= Angelica Morales von Sauer =

Mexican pianist and composer (1911–1996)

Angelica Morales von Sauer (1911–1996) was a Mexican composer, pianist and professor of piano.

== Life ==
von Sauer was born on January 11, 1911, in Gurabo, Puerto Rico, the daughter of Puerto Rican violinist Angel Celestino Morales and her Mexican mother Dolores Arellano who was a pianist. At six months old, the family moved to Aguascalientes, Mexico. Angelica received her first piano lessons from her mother, and gave her first recital in 1921. At the age of twelve she was heard by the Russian pianist Josef Lhevinne, who was on tour in Mexico and urged the government to grant her a scholarship to go study abroad, and Angelica moved to Berlin where she auditioned for the pianist Ferrucio Busoni. While Busoni was no longer taking students, he indicated Angelica should study with this protoge Egon Petri. She enrolled in the Hochschule für Musik Berlin, and started studying with Emil von Sauer. In 1925 Angelica moved to Paris to further her musical study, and in the middle of 1926 she spent four months in Mexico where she studied with Josef Hofmann. In 1928 she moved to the United States where she studied with Josef Lhevinne in New York. In 1930 she went to Bad Gastein initially to study with Emil von Sauer again, and by 1939 they were married. Emil von Sauer died in 1942. She returned to Mexico in 1946 and was performing and, starting in 1947, teaching at the Conservatorio Nacional de Música (Mexico). Starting in 1948 she gave masterclasses in Mexico which were three weeks long and reached a broad array of younger pianists. In the 1990s, she spoke of some challenges she experienced during this time in Mexico which ultimately caused her to leave Mexico. In 1955, she was invited to join the faculty of the University of Kansas. She retired in 1973, at 62 years of age.

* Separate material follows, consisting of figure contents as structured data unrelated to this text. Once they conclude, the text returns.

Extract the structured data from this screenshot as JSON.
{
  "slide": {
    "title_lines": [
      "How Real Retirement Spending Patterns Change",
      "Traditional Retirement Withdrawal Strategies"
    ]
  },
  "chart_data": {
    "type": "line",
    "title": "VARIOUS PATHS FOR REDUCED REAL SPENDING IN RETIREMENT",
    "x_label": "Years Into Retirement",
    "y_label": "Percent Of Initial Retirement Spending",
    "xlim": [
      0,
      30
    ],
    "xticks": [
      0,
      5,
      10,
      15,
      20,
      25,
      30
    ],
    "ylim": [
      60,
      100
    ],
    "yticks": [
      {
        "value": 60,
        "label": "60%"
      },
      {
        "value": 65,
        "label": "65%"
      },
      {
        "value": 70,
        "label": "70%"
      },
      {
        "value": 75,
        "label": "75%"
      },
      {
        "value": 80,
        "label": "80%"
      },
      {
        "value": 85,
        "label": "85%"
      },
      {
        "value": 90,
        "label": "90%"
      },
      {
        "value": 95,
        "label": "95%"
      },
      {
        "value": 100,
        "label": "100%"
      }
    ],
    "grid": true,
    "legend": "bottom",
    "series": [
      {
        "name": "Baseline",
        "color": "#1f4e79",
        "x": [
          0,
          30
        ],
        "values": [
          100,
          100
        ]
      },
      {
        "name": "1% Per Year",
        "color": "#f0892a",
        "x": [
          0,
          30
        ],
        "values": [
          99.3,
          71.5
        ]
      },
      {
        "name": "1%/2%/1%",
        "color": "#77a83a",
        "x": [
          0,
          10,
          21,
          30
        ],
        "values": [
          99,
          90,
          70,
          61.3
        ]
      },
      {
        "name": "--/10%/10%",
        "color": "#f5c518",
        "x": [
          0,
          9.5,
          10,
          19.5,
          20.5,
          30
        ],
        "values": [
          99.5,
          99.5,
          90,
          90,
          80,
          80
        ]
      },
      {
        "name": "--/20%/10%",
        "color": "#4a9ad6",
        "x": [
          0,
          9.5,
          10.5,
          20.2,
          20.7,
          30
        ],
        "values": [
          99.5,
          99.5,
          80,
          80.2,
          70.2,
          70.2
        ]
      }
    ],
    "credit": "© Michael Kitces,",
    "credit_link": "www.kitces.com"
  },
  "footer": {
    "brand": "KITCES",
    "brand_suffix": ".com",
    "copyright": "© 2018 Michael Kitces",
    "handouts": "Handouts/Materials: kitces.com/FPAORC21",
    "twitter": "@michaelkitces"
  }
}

Angélica Morales von Sauer died on April 16, 1996, at the age of 85, in Stillwater, Oklahoma.

== Performances and recordings ==
Her first performance in Carnegie Hall was in 1929, and she went on to recitals in Europe, Mexico, and the United States. After the death of her husband, she returned to Mexico where her endurance in her performances was noted. She also returned to venues such as Carnegie Hall which she played again in 1958.
In March 1962, she recorded numerous works by her late husband Emil von Sauer for the Saarländischer Rundfunk.

Angélica Morales von Sauer's comparatively small discography includes recorded the entire Well-Tempered Clavier of Bach and the Chopin Sonata No. 3.

== Awards and honors ==
In 1958 she was named an honorary member of the Sigma Alpha Iota Fraternity, of the University School of Music in Ann Arbor. Michigan. In 1972, she received the Cross of Honor for Arts and Sciences from the Austrian Government. In 1995, the National Institute of Fine Arts of Mexico initiated the "Angélica Morales" National Piano Competition (Concurso Nacional de Piano "Angélica Morales"), which is held every three years in recognition of her career. The concert hall of the Escuela Superior de Música at the National Institute of Fine Arts bears the name of Angélica Morales.